Ski to Sea

Correlation
Using Ski to Sea results data to see which leg (sport) is more strongly related to a team’s overall finish time.
Authors
Affiliation

Sam Peacock

St. Lawrence University

Ivan Ramler

St. Lawrence University

Published

May 8, 2024

Module

Please note that these material have not yet completed the required pedagogical and industry peer-reviews to become a published module on the SCORE Network. However, instructors are still welcome to use these materials if they are so inclined.

Introduction

The Ski to Sea race is a multi-sport relay race held annually in Whatcom County, Washington. The race consists of seven legs: cross-country skiing, downhill skiing or snowboarding, running, road biking, canoeing, mountain biking, and kayaking, with each leg representing a different outdoor sport. A team will consist of one person for each leg of the race, except for the canoe leg which has two paddlers per canoe. Racers are allowed to compete in multiple legs of the race. A team must have a minimum of three racers and a maximum of eight, with a maximum of three legs per individual. The canoe leg must have two participants regardless of the number or racers per team. The Ski to Sea Race does not allow individuals to complete all legs of the race.

This module focuses on analyzing which leg of the race is most important to a team’s success for the Ski to Sea Race. Focusing on the correlation of time in minutes taken to complete each leg, this module examines the relative importance of each leg in contributing to the overall time in the Ski to Sea race.

The dataset for this activity was obtained from the Ski to Sea Website

Each row of data provides the leg race times in minutes for a team in a given year. Each row is distinguished by a team name (Team Name) for a given year (Year). The time variables include (canoe_minutes), (xcski_minutes), (downhill_minutes), (kayak_minutes), (run_minutes), (xcbike_minutes), and (roadbike_minutes). These time variables make up the (overall_minutes) variable. The dataset covers 11 Ski to Sea Races from 2009-2019 with 5197 cases in all. Each race consists of seven legs: canoe, cross country ski, downhill ski, kayak, road bike, run, and cross country bike. It is important to note that rows that contained NAs were omitted.

The learning objectives associated with this module are:

  • Students will be able to use correlation to measure the strength association between quantitative variables.
  • Checking regression model assumptions
  • Students will be able to compare correlations to assess which variables may be more strongly related.

This module requires students compare correlations between pairs of variables.

Technology requirement: Two handout activities accommodate different levels of available technology.

  • The “No Tech version” provides a correlation matrix for students to use to find the required correlations to compare.
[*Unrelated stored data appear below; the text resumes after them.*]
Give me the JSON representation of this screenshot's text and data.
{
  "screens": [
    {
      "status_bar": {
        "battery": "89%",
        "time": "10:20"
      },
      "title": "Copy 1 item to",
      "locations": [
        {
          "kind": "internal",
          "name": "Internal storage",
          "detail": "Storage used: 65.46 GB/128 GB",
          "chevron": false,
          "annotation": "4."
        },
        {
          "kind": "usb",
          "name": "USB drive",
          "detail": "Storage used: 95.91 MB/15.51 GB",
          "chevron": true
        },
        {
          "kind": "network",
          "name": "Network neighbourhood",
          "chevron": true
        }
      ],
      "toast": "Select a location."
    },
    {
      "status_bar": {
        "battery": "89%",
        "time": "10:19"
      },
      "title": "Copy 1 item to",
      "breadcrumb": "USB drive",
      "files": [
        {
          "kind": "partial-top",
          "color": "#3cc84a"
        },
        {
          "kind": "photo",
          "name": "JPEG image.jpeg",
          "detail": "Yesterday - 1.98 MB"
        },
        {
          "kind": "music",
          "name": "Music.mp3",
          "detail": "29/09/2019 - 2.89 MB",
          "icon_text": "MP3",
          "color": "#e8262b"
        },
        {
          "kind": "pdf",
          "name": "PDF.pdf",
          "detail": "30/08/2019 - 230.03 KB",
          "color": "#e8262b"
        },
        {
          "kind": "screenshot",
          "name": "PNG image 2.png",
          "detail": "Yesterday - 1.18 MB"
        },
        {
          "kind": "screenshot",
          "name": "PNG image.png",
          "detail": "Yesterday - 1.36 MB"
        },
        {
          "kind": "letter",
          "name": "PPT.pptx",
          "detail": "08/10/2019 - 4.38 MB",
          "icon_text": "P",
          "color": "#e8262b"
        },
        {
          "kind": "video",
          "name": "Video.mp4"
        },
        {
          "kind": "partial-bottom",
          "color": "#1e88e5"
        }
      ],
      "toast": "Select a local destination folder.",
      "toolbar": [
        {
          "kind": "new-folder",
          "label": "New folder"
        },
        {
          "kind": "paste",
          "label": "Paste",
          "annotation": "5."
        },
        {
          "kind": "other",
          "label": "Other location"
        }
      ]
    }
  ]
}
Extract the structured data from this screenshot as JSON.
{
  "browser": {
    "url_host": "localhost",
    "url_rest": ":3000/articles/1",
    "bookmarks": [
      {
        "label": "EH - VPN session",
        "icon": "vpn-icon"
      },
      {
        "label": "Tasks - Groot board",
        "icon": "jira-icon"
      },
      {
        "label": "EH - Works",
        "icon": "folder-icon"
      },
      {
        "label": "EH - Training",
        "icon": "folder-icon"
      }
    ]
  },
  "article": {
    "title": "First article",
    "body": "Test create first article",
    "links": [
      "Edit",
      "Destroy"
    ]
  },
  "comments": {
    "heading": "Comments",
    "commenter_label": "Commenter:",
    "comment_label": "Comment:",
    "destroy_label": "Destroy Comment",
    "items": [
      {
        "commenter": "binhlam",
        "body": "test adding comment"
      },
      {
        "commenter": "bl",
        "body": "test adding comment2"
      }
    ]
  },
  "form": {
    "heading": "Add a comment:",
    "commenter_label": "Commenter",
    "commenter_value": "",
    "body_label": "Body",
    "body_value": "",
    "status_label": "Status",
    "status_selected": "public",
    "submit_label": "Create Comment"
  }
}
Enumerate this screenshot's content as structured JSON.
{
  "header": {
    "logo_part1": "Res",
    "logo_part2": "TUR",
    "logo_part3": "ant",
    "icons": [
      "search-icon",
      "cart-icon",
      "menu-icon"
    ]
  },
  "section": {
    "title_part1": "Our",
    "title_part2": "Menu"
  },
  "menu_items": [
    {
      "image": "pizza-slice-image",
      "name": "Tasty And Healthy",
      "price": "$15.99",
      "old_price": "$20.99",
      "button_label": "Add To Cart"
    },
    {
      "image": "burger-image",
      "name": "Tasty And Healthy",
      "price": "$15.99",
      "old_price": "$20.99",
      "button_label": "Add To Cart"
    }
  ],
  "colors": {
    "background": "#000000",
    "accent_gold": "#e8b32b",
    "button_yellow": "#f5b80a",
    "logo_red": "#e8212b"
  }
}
  • The “With Tech” version provides the dataset and asks students to use technology to compute the needed correlations.

Data

Each row of data provides the leg race times in minutes for one team in a given year. The dataset covers 11 Ski to Sea Races from 2009-2019 with 5197 cases in all. Each race consists of seven legs: canoe, cross country ski, downhill ski, kayak, road bike, run, and cross country bike. It is important to note that rows that contained NAs were omitted.

Download data:Ski_to_Sea_Data.csv

Variable Descriptions
Variable Description
Year The year the race took place (2009-2019)
Team Name The team’s name
canoe_minutes The amount of minutes taken to complete the canoe leg
xcski_minutes The amount of minutes taken to complete the cross country ski leg
downhill_minutes The amount of minutes taken to complete the downhill ski leg
kayak_minutes The amount of minutes taken to complete the kayak leg
roadbike_minutes The amount of minutes taken to complete the road bike leg
run_minutes The amount of minutes taken to complete the run leg
xcbike_minutes The amount of minutes taken to complete the cross country bike leg
overall_minutes The amount of minutes taken to complete the entire race

Data Source

The data were obtained from the Ski to Sea Website

Materials

The data and worksheet associated with this module are available for download through the following links.

Ski_to_Sea_Data.csv - Dataset with team name, year, and time measures for each leg of the Ski to Sea Race from 2009-2019.

SkiToSeaCorrelationsNoTech.docx- “No Tech” version of the activity worksheet provides a correlation matrix for students to use in answering the questions.

SkiToSeaCorrelationsWithTech.docx - “With Tech” version of the activity worksheet assumes students have technology to compute any needed correlations from the provided dataset.

Sample solutions to the worksheets

SkiToSeaCorrelationsNoTech-Ans.docx- Sample solutions to the “No Tech” version of the activity worksheet.

SkiToSeaCorrelationsWithTech-Ans.docx - Sample solutions to the “With Tech” version of the activity worksheet.

Students should find evidence to support the claim that, overall, the kayak leg is the best predictor of overall finish time than other legs. Based on this strong, positive correlation, teams should prioritize their efforts in the kayak leg as this is most closely associated with the overall finish time.